One reason he got drunk is that most of the guys who were scheduled to be involved in the invasion of Japan figured they wouldn't come back...but with a broken leg, he had to be left behind, so he was recuperating with my grandmother (who raised him) when VJ day came, and he and my mother went downtown to celebrate.

Few people arguing about dropping the bomb realize that the estimate of US casualties if Japan had been invaded was one million....and, given the resistance and mass suicides on the outer islands of Saipan and Okinawa, the estimate of civilian casualties in Japan was in the millions.

but that doesn't mean that dropping the bomb was "right" (it was probably the least bad of several bad options).

AFondnessForReading blog reviews the classic Japanese book Bells of Nagasaki.

Today again I have survived;
I contemplate and relish
The precious jewel of life.

"Little by little, people are putting things in order and rebuilding their homes.
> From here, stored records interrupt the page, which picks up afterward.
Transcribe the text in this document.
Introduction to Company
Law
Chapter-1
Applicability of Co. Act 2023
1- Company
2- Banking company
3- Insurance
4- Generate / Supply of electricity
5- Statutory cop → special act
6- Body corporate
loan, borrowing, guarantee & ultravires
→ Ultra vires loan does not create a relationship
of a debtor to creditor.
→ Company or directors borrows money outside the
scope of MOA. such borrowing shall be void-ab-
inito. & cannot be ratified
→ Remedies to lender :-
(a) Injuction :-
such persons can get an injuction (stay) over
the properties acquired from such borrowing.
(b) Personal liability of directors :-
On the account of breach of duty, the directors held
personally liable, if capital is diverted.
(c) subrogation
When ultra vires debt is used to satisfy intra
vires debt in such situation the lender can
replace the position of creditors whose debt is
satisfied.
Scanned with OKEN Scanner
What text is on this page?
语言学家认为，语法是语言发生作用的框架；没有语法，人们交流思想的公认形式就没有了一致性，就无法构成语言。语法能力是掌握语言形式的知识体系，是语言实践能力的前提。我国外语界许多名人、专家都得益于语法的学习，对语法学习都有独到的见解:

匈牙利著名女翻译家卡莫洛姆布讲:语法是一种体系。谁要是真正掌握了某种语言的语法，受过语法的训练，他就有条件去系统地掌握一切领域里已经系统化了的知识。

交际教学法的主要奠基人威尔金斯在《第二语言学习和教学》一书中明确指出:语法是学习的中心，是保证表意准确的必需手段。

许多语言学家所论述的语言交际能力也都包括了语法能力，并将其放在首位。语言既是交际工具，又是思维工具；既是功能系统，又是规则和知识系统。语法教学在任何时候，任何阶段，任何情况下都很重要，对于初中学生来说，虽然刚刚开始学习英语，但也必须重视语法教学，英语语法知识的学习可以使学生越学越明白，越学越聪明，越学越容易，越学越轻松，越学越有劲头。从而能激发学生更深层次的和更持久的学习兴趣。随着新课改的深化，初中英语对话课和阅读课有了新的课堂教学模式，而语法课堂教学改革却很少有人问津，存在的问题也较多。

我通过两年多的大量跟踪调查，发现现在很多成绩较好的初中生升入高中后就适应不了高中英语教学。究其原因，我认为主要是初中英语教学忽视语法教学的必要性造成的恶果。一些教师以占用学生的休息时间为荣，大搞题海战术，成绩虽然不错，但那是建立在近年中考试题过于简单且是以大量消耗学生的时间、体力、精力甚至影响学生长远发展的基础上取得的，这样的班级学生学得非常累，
Though it may not be apparent to the eye, the atomic desert is gradually sending forth new shoots of life."

Dr. Nagai lost his beloved wife in the blast. He fought his own battle with leukemia before his death, trying desperately to postpone the day when his two children would become orphans. He was a deeply religious man, a devoted father, and a compassionate healer and teacher. During the last years of his life, when he was confined to bed due to the ravages of his atomic bomb disease, he wrote many books, poems, and papers in the spirit of peace. His writings, a powerful plea for peace in this atomic age, touched the hearts of many people around the world. He died in 1951.